Garantie solidaire et opposabilité des accords avec le cessionnaire (débiteur)

Par un arrêt du 6 novembre 2025, la Cour de cassation, en matière de bail commercial, a jugé que le cédant, garant solidaire, peut invoquer les engagements conclus entre le bailleur et le nouveau locataire (cessionnaire) dans la transaction intervenue, même s’il est étranger à cet acte.

Rappel des faits et de la procédure

Par acte sous seing privé du 10 septembre 1999, le bailleur a donné un local commercial au locataire. Ce bail a été successivement renouvelé. 

Le locataire a cédé son fonds de commerce avec engagement de garantie solidaire au titre, notamment, des loyers impayés.

Par acte extrajudiciaire du 30 juin 2020, le bailleur a assigné le garant solidaire pour obtenir le paiement des loyers impayés dus au 27 février 2020 par le nouveau locataire.

En cours d’instance, par acte sous seing privé du 3 mai 2021, le bailleur et le locataire ont conclu un protocole d’accord transactionnel par lequel le premier renonçait à :

« tout paiement de loyer entre ses mains, pour toutes les périodes antérieures à la signature du présent protocole d'accord transactionnel moyennant le paiement immédiat par la locataire de la somme de 40 995,11 euros au titre des loyers du troisième trimestre 2020 ».

Le garant solidaire a argué en 1ère instance que cette transaction constituait, au profit du locataire cessionnaire (nouveau locataire), un avantage dont il pouvait se prévaloir. Il invoquait donc une réduction de sa dette solidaire.

La décision de la Cour d’appel de Paris

Le garant solidiaire a interjeté appel devant le Cour d’appel de Paris.

La Cour d’appel rejette la demande du garant solidaire en jugeant que sa garantie solidaire est due jusqu'au 28 décembre 2021 et le condamne à payer au bailleur une certaine somme au titre des loyers, charges et taxes du quatrième trimestre 2019 et pour la période du 1er janvier au 17 février 2020, avec intérêts au taux légal à compter du 2 juin 2020 car la transaction intervenue entre le bailleur et le nouveau locataire n’engageait que les signataires, dont le garant solidaire était étranger, et ne faisait pas obstacle à une action contre ce dernier. 

Le locataire forme alors un pourvoi en cassation en avançant que que le tiers codébiteur solidaire peut se prévaloir d'une transaction intervenue entre le créancier commun et l'un de ses coobligés, dès lors qu'il en résulte pour ce dernier un avantage dont il peut lui-même bénéficier. 

Le garant solidaire (cédant) peut-il se prévaloir d’une transaction intervenue entre le bailleur et le locataire (cessionnaire) même s’il n’est pas intervenu à l’acte ?

La Cour de cassation rappelle que selon les dispositions de l’article 1199 du Code civil, les conventions n'ont d'effet qu'entre les parties contractantes.
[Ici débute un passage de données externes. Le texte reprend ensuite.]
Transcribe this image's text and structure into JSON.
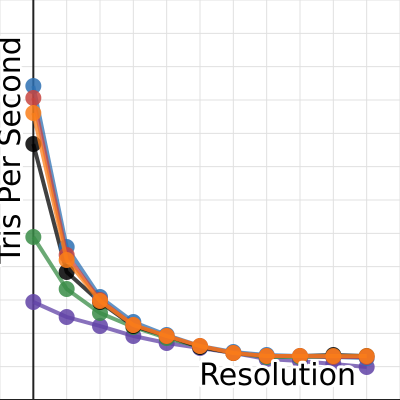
{
  "chart_data": {
    "type": "line",
    "x_label": "Resolution",
    "y_label": "Tris Per Second",
    "x": [
      0,
      1,
      2,
      3,
      4,
      5,
      6,
      7,
      8,
      9,
      10
    ],
    "xlim": [
      -1,
      11
    ],
    "ylim": [
      0,
      12
    ],
    "grid": true,
    "series": [
      {
        "color": "#6042a6",
        "values": [
          2.94,
          2.49,
          2.22,
          1.92,
          1.71,
          1.56,
          1.41,
          1.23,
          1.17,
          1.08,
          0.99
        ]
      },
      {
        "color": "#388c46",
        "values": [
          4.89,
          3.33,
          2.61,
          2.19,
          1.86,
          1.59,
          1.41,
          1.29,
          1.29,
          1.29,
          1.29
        ]
      },
      {
        "color": "#000000",
        "values": [
          7.68,
          3.84,
          2.94,
          2.22,
          1.92,
          1.59,
          1.41,
          1.32,
          1.32,
          1.35,
          1.32
        ]
      },
      {
        "color": "#2d70b3",
        "values": [
          9.42,
          4.59,
          3.09,
          2.34,
          1.95,
          1.62,
          1.44,
          1.35,
          1.32,
          1.29,
          1.26
        ]
      },
      {
        "color": "#c74440",
        "values": [
          9.06,
          4.35,
          3.0,
          2.25,
          1.92,
          1.62,
          1.41,
          1.32,
          1.32,
          1.29,
          1.29
        ]
      },
      {
        "color": "#fa7e19",
        "values": [
          8.61,
          4.2,
          2.97,
          2.25,
          1.92,
          1.62,
          1.41,
          1.32,
          1.32,
          1.32,
          1.32
        ]
      }
    ]
  }
}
En principe, les tiers ne peuvent ni demander l'exécution du contrat ni se voir contraints de l'exécuter.

Conformément à l’article 1200 du Code civil, les tiers doivent respecter la situation juridique créée par le contrat. Ils peuvent cependant s'en prévaloir notamment pour apporter la preuve d'un fait.
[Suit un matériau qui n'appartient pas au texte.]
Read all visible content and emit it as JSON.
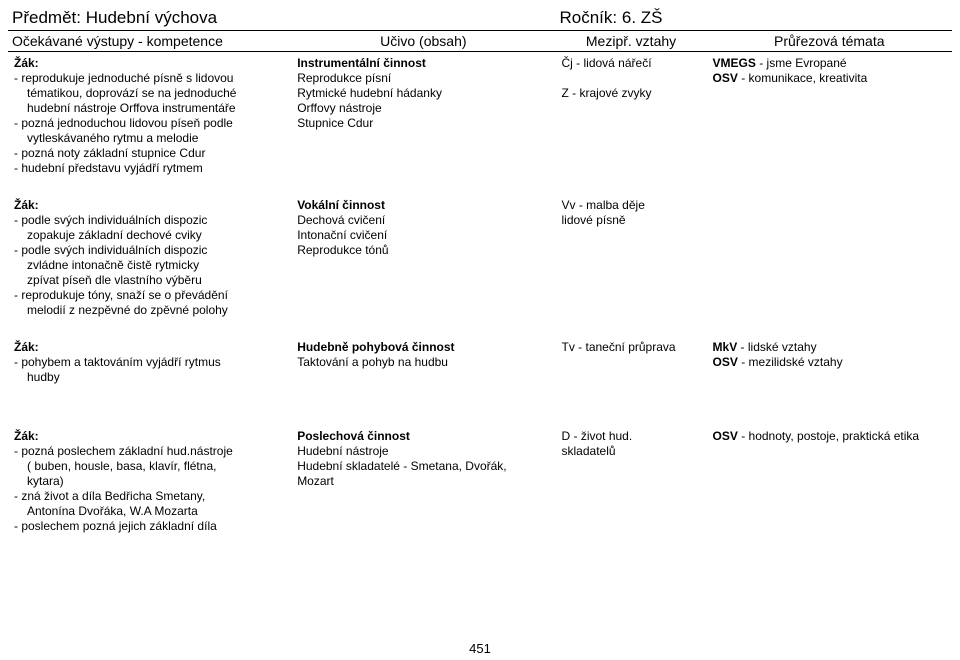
{
  "header": {
    "subject_label": "Předmět:",
    "subject_value": "Hudební výchova",
    "grade_label": "Ročník:",
    "grade_value": "6. ZŠ",
    "col1": "Očekávané výstupy - kompetence",
    "col2": "Učivo (obsah)",
    "col3": "Mezipř. vztahy",
    "col4": "Průřezová témata"
  },
  "rows": [
    {
      "c1_title": "Žák:",
      "c1_items": [
        "reprodukuje jednoduché písně s lidovou",
        "  tématikou, doprovází se na jednoduché",
        "  hudební nástroje Orffova instrumentáře",
        "pozná jednoduchou lidovou píseň podle",
        "  vytleskávaného rytmu a melodie",
        "pozná noty základní stupnice Cdur",
        "hudební představu vyjádří rytmem"
      ],
      "c2_title": "Instrumentální činnost",
      "c2_lines": [
        "Reprodukce písní",
        "Rytmické hudební hádanky",
        "Orffovy nástroje",
        "Stupnice Cdur"
      ],
      "c3_lines": [
        "Čj - lidová nářečí",
        "",
        "Z - krajové zvyky"
      ],
      "c4_lines_b": [
        "VMEGS",
        "OSV"
      ],
      "c4_lines_r": [
        " - jsme Evropané",
        " - komunikace, kreativita"
      ]
    },
    {
      "c1_title": "Žák:",
      "c1_items": [
        "podle svých individuálních dispozic",
        "  zopakuje základní dechové cviky",
        "podle svých individuálních dispozic",
        "  zvládne intonačně čistě rytmicky",
        "  zpívat píseň dle vlastního výběru",
        "reprodukuje tóny, snaží se o převádění",
        "  melodií z nezpěvné do zpěvné polohy"
      ],
      "c2_title": "Vokální činnost",
      "c2_lines": [
        "Dechová cvičení",
        "Intonační cvičení",
        "Reprodukce tónů"
      ],
      "c3_lines": [
        "Vv - malba děje",
        "lidové písně"
      ],
      "c4_lines_b": [],
      "c4_lines_r": []
    },
    {
      "c1_title": "Žák:",
      "c1_items": [
        "pohybem a taktováním vyjádří rytmus",
        "  hudby"
      ],
      "c2_title": "Hudebně pohybová činnost",
      "c2_lines": [
        "Taktování a pohyb na hudbu"
      ],
      "c3_lines": [
        "Tv - taneční průprava"
      ],
      "c4_lines_b": [
        "MkV",
        "OSV"
      ],
      "c4_lines_r": [
        " - lidské vztahy",
        " - mezilidské vztahy"
      ]
    },
    {
      "c1_title": "Žák:",
      "c1_items": [
        "pozná poslechem základní hud.nástroje",
        "  ( buben, housle, basa, klavír, flétna,",
        "  kytara)",
        "zná život a díla Bedřicha Smetany,",
        "  Antonína Dvořáka, W.A Mozarta",
        "poslechem pozná jejich základní díla"
      ],
      "c2_title": "Poslechová činnost",
      "c2_lines": [
        "Hudební nástroje",
        "Hudební skladatelé - Smetana, Dvořák,",
        "Mozart"
      ],
      "c3_lines": [
        "D - život hud.",
        "skladatelů"
      ],
      "c4_lines_b": [
        "OSV"
      ],
      "c4_lines_r": [
        " - hodnoty, postoje, praktická etika"
      ]
    }
  ],
  "page_number": "451"
}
L’article 2051 du Code civil dispose que la transaction faite par l'un des intéressés ne lie point les autres intéressés et ne peut être opposée par eux.
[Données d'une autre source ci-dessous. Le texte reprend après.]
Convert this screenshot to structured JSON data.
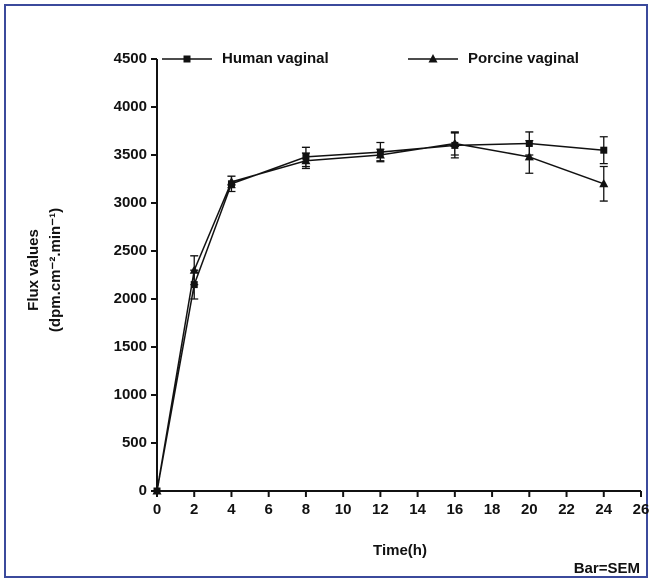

Aux termes de l’article 1315 du Code civil, le débiteur solidaire poursuivi par le créancier peut opposer les exceptions qui sont communes à tous les codébiteurs, telles que la nullité ou la résolution, et celles qui lui sont personnelles. Il ne peut opposer les exceptions qui sont personnelles à d'autres codébiteurs, telle que l'octroi d'un terme. Toutefois, lorsqu'une exception personnelle à un autre codébiteur éteint la part divise de celui-ci, notamment en cas de compensation ou de remise de dette, il peut s'en prévaloir pour la faire déduire du total de la dette.

Il résulte de ces textes que, si la transaction est un contrat qui ne peut produire d'effet qu'entre les parties qui l'ont conclue et qu'à ce titre, un tiers ne peut se prévaloir de ses effets, elle constitue pour lui un fait juridique, de sorte que le tiers codébiteur solidaire peut invoquer les engagements contenus dans la transaction intervenue entre le créancier commun et l'un de ses coobligés, dès lors qu'il en résulte pour ce dernier un avantage dont il peut lui-même bénéficier.

La Cour de cassation casse l’arrêt de la Cour d’appel de Paris aux motifs que la transaction intervenue entre le bailleur et le locataire (cessionnaire) peut bénéficier au garant solidaire, dont il tire un avantage, quand bien même celui-ci n’est pas signataire de l’acte.